Это был прекрасный день, свежий ветерок слегка рябил воду, поднимая волны не более фута в высоту; они разбивались в нескольких ярдах от детей и посылали в их сторону завихрения с аккуратной каемкой пены. Тем временем большой мол, городские набережные, крепостные стены и даже крыши тех домов, с которых открывался вид на гавань, потемнели от скопившихся там людей. Прошел час, пока собирались поющие дети, и все это время Стефан стоял неподвижно перед чертой из водорослей. Те, кто стоял сразу же за ним, позднее говорили, что, когда он бормотал незамысловатые молитвы, которые обычно читал в окружении своих овец, у него на лбу выступили капельки пота.
– Сын мой, – сказал священник Тома, наклонившись вперед и коснувшись его плеча, – пойдем вперед во имя Божье.

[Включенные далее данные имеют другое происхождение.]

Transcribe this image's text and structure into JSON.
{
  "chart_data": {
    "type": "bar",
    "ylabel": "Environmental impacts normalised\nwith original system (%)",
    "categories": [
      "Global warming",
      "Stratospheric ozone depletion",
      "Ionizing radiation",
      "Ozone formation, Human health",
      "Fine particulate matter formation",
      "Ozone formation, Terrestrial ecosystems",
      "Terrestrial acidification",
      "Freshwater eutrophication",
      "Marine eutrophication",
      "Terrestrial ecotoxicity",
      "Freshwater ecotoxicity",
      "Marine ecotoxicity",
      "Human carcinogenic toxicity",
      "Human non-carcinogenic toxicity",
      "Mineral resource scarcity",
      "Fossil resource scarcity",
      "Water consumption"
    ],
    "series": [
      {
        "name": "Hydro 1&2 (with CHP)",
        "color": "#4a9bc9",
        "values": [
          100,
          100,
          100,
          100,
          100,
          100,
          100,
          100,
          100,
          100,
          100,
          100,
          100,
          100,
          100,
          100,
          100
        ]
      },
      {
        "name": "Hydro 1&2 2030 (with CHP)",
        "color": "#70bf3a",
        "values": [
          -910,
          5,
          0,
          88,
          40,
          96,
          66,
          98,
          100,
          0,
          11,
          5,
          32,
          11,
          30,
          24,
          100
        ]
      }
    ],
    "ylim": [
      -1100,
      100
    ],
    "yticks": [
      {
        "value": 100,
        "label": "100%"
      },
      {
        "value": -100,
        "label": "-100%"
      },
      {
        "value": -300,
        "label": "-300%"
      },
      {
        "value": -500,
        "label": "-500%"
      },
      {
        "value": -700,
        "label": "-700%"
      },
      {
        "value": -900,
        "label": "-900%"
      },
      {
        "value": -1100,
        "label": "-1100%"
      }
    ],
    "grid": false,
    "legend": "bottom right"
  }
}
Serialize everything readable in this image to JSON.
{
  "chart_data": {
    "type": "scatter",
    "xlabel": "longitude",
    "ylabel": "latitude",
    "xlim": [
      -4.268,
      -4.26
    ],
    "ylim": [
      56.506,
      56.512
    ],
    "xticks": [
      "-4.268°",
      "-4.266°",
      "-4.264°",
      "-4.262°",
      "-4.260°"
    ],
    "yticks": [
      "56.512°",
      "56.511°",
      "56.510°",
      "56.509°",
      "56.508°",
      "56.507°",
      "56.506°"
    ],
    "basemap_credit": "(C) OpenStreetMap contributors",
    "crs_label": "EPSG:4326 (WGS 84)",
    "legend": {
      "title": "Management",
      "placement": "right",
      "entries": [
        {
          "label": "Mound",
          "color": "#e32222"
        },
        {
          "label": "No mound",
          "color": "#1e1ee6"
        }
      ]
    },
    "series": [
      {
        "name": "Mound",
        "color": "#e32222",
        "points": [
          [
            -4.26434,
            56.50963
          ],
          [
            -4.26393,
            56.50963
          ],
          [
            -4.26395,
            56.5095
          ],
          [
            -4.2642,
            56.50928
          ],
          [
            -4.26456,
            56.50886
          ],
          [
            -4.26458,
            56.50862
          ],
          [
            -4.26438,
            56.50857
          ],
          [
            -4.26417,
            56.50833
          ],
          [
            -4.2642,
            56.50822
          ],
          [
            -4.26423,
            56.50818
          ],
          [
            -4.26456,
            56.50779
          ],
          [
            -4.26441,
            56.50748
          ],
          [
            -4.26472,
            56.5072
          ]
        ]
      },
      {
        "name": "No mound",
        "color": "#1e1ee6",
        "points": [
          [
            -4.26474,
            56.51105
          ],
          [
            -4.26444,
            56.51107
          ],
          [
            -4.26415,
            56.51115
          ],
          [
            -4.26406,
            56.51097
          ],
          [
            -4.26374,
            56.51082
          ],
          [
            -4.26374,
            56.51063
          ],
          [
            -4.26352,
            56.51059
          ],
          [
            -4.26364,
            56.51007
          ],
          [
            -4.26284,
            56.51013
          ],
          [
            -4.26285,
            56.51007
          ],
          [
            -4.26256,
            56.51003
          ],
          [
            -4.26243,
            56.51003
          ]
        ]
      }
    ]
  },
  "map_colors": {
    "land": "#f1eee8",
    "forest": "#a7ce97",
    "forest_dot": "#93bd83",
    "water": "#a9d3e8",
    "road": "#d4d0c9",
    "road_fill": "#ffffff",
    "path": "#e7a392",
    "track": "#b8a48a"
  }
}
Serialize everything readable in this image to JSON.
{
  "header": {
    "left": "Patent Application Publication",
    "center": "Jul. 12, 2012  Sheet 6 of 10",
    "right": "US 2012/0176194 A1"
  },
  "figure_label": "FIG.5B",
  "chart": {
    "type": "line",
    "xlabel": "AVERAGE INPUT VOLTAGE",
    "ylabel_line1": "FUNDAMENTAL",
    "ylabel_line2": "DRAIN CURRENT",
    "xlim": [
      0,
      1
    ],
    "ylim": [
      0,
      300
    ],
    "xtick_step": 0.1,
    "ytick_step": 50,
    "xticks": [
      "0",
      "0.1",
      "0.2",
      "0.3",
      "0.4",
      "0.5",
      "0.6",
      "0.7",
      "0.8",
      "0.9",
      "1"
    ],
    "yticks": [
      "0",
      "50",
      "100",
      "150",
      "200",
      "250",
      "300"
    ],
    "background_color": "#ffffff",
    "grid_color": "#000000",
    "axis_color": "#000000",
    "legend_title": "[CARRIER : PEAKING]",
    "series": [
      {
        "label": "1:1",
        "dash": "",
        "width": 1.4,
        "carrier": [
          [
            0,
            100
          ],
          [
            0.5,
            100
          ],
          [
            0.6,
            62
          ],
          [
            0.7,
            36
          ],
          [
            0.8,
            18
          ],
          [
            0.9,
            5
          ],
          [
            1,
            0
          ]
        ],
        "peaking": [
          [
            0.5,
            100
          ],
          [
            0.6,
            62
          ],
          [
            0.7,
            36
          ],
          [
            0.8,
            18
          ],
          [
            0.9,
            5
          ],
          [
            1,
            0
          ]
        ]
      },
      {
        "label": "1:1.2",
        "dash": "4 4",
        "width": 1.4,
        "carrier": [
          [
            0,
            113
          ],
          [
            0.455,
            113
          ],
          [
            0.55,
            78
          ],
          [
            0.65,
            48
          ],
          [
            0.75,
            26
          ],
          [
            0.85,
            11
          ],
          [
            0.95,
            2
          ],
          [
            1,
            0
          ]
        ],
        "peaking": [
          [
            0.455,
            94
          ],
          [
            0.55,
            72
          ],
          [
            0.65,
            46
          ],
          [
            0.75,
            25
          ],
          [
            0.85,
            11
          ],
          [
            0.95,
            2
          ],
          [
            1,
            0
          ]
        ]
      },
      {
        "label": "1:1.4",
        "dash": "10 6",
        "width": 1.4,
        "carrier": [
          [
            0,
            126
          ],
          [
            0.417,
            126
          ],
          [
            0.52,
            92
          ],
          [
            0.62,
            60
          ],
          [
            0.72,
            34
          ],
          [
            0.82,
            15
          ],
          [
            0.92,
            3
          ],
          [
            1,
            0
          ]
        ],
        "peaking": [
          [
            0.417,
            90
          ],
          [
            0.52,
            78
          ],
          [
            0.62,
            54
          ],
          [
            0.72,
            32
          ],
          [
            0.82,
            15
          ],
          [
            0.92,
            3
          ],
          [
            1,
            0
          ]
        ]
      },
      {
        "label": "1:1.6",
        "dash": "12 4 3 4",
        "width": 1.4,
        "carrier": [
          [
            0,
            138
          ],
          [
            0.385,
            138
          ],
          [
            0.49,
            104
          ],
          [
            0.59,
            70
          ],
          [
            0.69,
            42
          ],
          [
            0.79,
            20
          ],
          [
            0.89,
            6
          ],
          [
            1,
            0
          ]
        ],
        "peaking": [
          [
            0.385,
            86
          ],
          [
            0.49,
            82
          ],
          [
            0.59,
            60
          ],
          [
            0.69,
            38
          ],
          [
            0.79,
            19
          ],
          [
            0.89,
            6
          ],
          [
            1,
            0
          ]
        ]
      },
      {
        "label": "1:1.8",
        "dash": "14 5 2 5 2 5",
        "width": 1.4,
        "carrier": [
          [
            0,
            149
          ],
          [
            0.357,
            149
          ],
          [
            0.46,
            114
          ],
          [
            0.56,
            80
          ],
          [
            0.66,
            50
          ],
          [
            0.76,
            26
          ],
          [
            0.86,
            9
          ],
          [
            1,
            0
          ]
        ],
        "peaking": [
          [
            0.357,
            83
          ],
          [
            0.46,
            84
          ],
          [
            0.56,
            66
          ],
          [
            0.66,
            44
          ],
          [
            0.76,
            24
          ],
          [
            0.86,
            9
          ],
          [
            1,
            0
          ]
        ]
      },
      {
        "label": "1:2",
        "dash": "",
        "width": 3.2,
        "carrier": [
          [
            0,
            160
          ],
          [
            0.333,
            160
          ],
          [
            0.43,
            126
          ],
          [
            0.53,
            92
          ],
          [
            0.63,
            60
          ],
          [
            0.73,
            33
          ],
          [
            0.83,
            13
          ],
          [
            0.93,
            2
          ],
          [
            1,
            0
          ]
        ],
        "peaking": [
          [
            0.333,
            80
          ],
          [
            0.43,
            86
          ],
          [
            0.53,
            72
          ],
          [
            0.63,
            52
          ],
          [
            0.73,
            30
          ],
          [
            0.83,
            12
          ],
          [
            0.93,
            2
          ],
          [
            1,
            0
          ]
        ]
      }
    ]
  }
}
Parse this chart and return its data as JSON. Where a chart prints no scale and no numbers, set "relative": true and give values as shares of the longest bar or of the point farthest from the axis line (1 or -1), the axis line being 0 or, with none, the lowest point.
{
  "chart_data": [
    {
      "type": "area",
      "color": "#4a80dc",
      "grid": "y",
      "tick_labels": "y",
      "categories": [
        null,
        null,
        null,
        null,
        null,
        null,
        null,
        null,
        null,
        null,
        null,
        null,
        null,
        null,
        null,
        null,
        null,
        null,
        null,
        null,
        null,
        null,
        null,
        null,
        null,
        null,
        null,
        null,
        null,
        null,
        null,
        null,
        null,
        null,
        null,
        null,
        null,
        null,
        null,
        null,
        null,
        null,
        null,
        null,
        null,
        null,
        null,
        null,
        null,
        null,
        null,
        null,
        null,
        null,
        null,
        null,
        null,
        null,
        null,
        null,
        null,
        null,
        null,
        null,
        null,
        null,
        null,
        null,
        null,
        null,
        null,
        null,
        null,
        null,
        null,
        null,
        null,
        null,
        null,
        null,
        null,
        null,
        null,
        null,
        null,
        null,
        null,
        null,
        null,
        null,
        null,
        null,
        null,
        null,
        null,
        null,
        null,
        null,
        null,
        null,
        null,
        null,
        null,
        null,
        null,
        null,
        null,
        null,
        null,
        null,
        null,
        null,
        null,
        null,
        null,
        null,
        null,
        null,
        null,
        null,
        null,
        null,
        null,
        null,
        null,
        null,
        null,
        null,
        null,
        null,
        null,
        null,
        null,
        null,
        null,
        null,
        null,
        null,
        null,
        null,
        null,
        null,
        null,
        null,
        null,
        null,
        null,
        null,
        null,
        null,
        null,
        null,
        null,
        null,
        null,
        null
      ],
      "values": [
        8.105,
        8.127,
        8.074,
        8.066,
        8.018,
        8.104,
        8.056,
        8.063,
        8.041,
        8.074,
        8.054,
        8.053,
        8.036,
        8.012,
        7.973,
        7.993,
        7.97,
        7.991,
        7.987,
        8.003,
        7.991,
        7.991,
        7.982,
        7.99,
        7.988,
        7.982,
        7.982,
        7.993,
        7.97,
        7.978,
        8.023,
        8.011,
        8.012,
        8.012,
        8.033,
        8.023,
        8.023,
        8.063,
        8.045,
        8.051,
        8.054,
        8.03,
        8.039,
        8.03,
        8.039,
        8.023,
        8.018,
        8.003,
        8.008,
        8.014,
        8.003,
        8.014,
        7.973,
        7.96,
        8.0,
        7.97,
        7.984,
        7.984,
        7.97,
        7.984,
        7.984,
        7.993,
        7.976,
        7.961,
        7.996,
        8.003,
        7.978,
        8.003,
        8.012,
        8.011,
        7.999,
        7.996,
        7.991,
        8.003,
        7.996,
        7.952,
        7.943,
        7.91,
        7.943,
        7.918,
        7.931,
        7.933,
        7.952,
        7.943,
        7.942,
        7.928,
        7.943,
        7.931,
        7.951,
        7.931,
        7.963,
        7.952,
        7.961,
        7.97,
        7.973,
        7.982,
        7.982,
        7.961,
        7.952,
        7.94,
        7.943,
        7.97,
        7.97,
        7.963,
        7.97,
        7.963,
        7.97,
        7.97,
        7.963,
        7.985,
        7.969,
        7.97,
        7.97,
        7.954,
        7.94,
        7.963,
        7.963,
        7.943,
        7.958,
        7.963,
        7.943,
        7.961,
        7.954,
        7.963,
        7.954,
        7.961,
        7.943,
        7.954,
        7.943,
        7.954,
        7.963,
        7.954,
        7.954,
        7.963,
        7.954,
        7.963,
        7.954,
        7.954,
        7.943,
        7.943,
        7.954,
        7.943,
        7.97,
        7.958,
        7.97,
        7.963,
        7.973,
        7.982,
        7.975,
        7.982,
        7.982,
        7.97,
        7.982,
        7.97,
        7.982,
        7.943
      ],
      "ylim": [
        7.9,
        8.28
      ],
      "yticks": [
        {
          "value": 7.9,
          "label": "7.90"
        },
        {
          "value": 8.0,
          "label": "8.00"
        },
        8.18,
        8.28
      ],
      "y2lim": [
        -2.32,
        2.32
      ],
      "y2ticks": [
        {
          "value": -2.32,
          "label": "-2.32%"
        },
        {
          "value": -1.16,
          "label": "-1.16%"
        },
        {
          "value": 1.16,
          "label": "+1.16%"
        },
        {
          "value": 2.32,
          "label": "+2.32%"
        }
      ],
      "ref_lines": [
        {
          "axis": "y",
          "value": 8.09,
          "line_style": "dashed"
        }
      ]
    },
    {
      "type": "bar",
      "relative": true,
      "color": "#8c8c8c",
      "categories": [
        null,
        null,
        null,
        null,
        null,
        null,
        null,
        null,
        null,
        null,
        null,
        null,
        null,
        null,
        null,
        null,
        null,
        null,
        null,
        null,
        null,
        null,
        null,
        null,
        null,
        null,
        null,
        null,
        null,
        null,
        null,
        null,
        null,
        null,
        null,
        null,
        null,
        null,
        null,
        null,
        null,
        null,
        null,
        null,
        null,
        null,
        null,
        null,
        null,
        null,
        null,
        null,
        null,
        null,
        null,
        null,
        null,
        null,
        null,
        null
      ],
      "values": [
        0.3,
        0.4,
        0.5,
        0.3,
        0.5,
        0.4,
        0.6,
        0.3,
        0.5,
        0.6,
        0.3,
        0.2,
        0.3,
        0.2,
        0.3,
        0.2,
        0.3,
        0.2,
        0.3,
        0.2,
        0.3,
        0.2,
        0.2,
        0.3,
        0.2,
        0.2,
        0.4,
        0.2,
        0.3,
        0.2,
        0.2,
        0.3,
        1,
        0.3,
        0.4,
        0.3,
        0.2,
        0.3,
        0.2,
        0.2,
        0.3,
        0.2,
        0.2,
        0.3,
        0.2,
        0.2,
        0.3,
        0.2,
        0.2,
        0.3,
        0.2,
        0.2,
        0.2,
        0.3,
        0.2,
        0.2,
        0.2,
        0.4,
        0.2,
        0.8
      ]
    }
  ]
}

– Во имя Божье! – закричали мальчики вокруг Стефана, подняв деревянные кресты. Этот жест и крик повторил весь пляж.
– Во имя Божье!
Стефан порывисто запрокинул голову назад и поднял обе руки. Его рот раскрылся, словно он собирался что-то крикнуть, но никакого звука не последовало. Пробежав пять шагов вперед, он остановился у границы отступавшей волны, как бы призывая воду вернуться и намочить ему ноги. Когда вода так и сделала, он стоял, застыв, словно статуя, пока она плескалась вокруг его щиколоток.
Что он мог сделать или сказать, осталось неизвестным, но возбуждение, охватившее детей, превзошло все границы. С визгом, криком, несвязным бормотанием, обезумев от исступленной веры, они хлынули вдоль всего пляжа в воду – по щиколотку, по колено. Те, кто был сзади, толкали передних, застывших в нерешительности, и кричали, что Бог проверяет, боятся ли они утонуть.
Вскоре младшие стали спотыкаться, кричать и цепляться за старших. Другие уже зашли в воду по шею и изо всех сил старались найти ногой опору на постепенно опускавшемся дне. А сзади все скопление детей продолжало напирать и кричать, что их вера вынудит Бога сотворить чудо.
Поскольку море не раздвигалось, паника нарастала. Тех, кто старался выбраться обратно, толкали дальше вперед. Дети стали бросаться друг к другу, крича и задыхаясь, пытаясь карабкаться по телам товарищей. На мелководье несколько счастливчиков начали выбираться на берег, они падали от усталости, их тошнило морской водой. Один из них почувствовал на плече руку и увидел высокого священника, склонившегося над ним в одежде, с которой капала вода.
– Достань лодки! – Он показал на причалы. – Скажи мужчинам, чтобы спустили лодки и принесли на пляж веревки. Дети тонут!